Add dmap deduplication.

author: J08nY 2024-01-29 14:27:10 +0100
committer: J08nY 2024-01-29 14:27:10 +0100
commit: 9333147035a317a2a8b6529612435bee7e3a66ea (patch)
tree: 768483d5f3672eb07dc707d8734fc2dfb7b07c1c
parent: 3720d55c229d62b848f90d8fcd6db5c3b937e6d1 (diff)
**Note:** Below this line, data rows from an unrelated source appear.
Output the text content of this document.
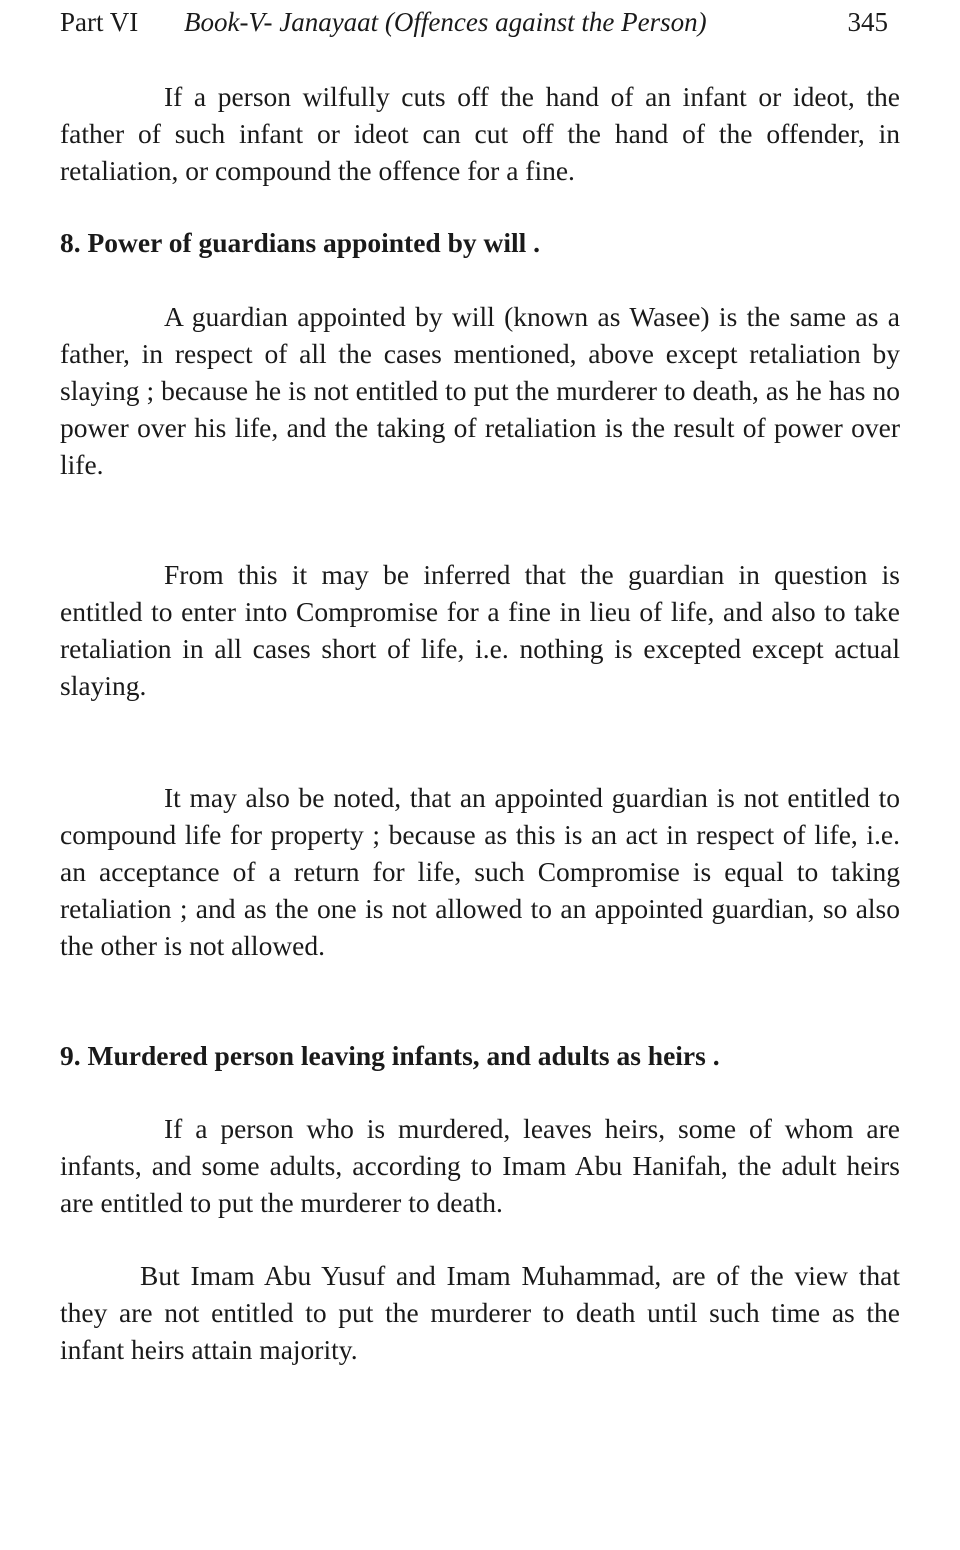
Part VI Book-V- Janayaat (Offences against the Person)	345

If a person wilfully cuts off the hand of an infant or ideot, the father of such infant or ideot can cut off the hand of the offender, in retaliation, or compound the offence for a fine.

8. Power of guardians appointed by will .

A guardian appointed by will (known as Wasee) is the same as a father, in respect of all the cases mentioned, above except retaliation by slaying ; because he is not entitled to put the murderer to death, as he has no power over his life, and the taking of retaliation is the result of power over life.

From this it may be inferred that the guardian in question is entitled to enter into Compromise for a fine in lieu of life, and also to take retaliation in all cases short of life, i.e. nothing is excepted except actual slaying.

It may also be noted, that an appointed guardian is not entitled to compound life for property ; because as this is an act in respect of life, i.e. an acceptance of a return for life, such Compromise is equal to taking retaliation ; and as the one is not allowed to an appointed guardian, so also the other is not allowed.

9. Murdered person leaving infants, and adults as heirs .

If a person who is murdered, leaves heirs, some of whom are infants, and some adults, according to Imam Abu Hanifah, the adult heirs are entitled to put the murderer to death.

But Imam Abu Yusuf and Imam Muhammad, are of the view that they are not entitled to put the murderer to death until such time as the infant heirs attain majority.
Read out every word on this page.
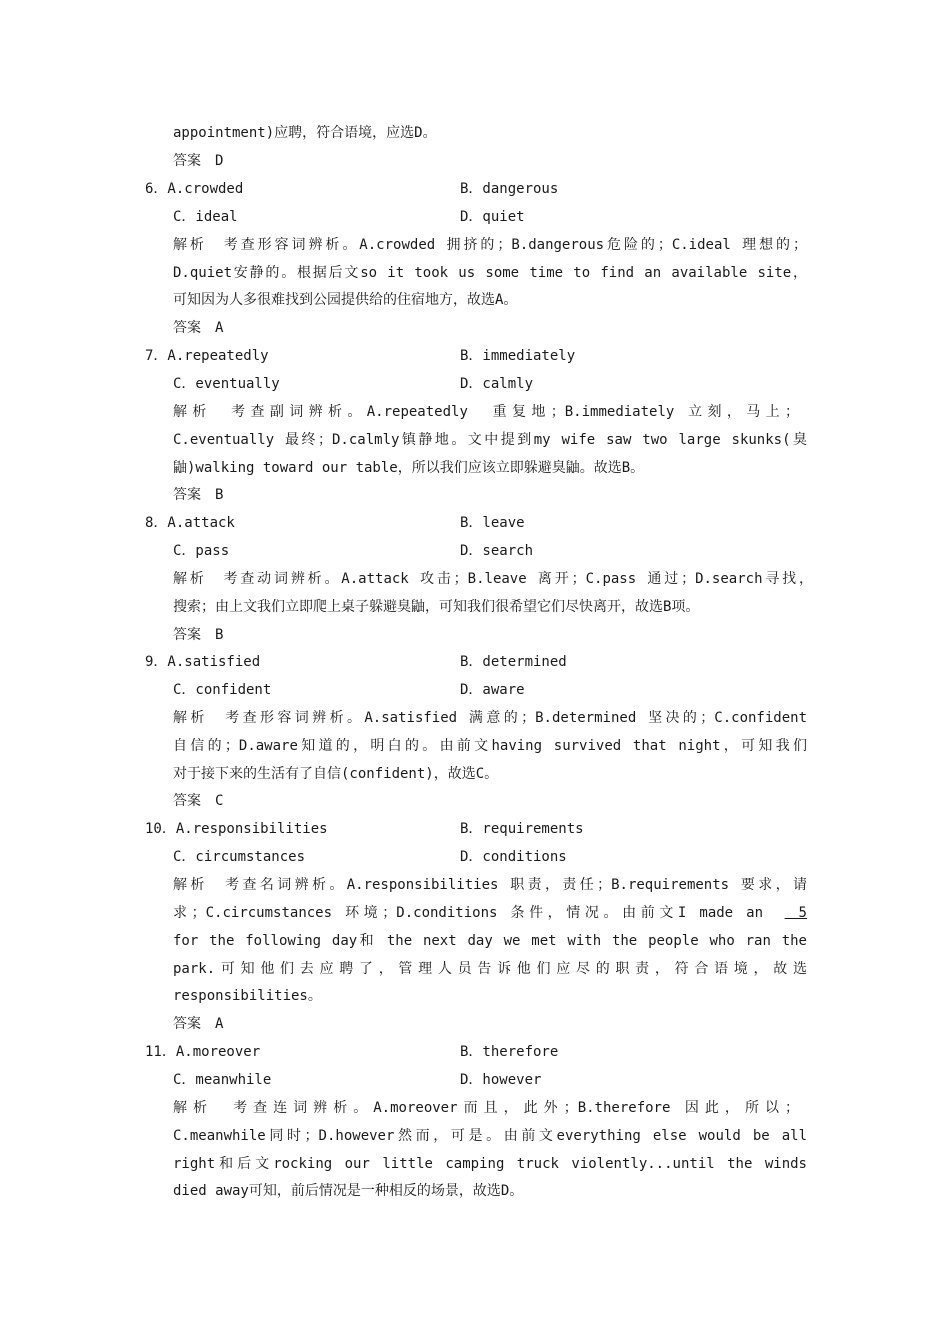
appointment)应聘，符合语境，应选D。
答案　D
6．A.crowded	B．dangerous
C．ideal	D．quiet
解析　考查形容词辨析。A.crowded 拥挤的；B.dangerous危险的；C.ideal 理想的；
D.quiet安静的。根据后文so it took us some time to find an available site，
可知因为人多很难找到公园提供给的住宿地方，故选A。
答案　A
7．A.repeatedly	B．immediately
C．eventually	D．calmly
解析　考查副词辨析。A.repeatedly　重复地；B.immediately 立刻，马上；
C.eventually 最终；D.calmly镇静地。文中提到my wife saw two large skunks(臭
鼬)walking toward our table，所以我们应该立即躲避臭鼬。故选B。
答案　B
8．A.attack	B．leave
C．pass	D．search
解析　考查动词辨析。A.attack 攻击；B.leave 离开；C.pass 通过；D.search寻找，
搜索；由上文我们立即爬上桌子躲避臭鼬，可知我们很希望它们尽快离开，故选B项。
答案　B
9．A.satisfied	B．determined
C．confident	D．aware
解析　考查形容词辨析。A.satisfied 满意的；B.determined 坚决的；C.confident
自信的；D.aware知道的，明白的。由前文having survived that night，可知我们
对于接下来的生活有了自信(confident)，故选C。
答案　C
10．A.responsibilities	B．requirements
C．circumstances	D．conditions
解析　考查名词辨析。A.responsibilities 职责，责任；B.requirements 要求，请
求；C.circumstances 环境；D.conditions 条件，情况。由前文I made an	　5
for the following day和 the next day we met with the people who ran the
park.可知他们去应聘了，管理人员告诉他们应尽的职责，符合语境，故选
responsibilities。
答案　A
11．A.moreover	B．therefore
C．meanwhile	D．however
解析　考查连词辨析。A.moreover而且，此外；B.therefore 因此，所以；
C.meanwhile同时；D.however然而，可是。由前文everything else would be all
right和后文rocking our little camping truck violently...until the winds
died away可知，前后情况是一种相反的场景，故选D。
download: pyecsca-9333147035a317a2a8b6529612435bee7e3a66ea.tar.gz
pyecsca-9333147035a317a2a8b6529612435bee7e3a66ea.tar.zst
pyecsca-9333147035a317a2a8b6529612435bee7e3a66ea.zip
2 files changed, 38 insertions, 16 deletions
diff --git a/pyecsca/sca/re/tree.py b/pyecsca/sca/re/tree.py
index 6aae1ea..2955631 100644
--- a/pyecsca/sca/re/tree.py
+++ b/pyecsca/sca/re/tree.py
@@ -152,10 +152,17 @@ class Map:
 
     def deduplicate(self):
         """Deduplicate the configs of this distinguishing map based on the rows."""
-        for row, data in self.mapping.groupby(
-            self.mapping.columns.tolist(), as_index=False
-        ):
-            pass
+        indices = []
+
+        def agg(thing):
+            indices.append(thing.index)
+            return thing.iloc[0]
+
+        self.mapping = self.mapping.groupby(self.mapping.columns.tolist(), as_index=False, dropna=False).agg(agg)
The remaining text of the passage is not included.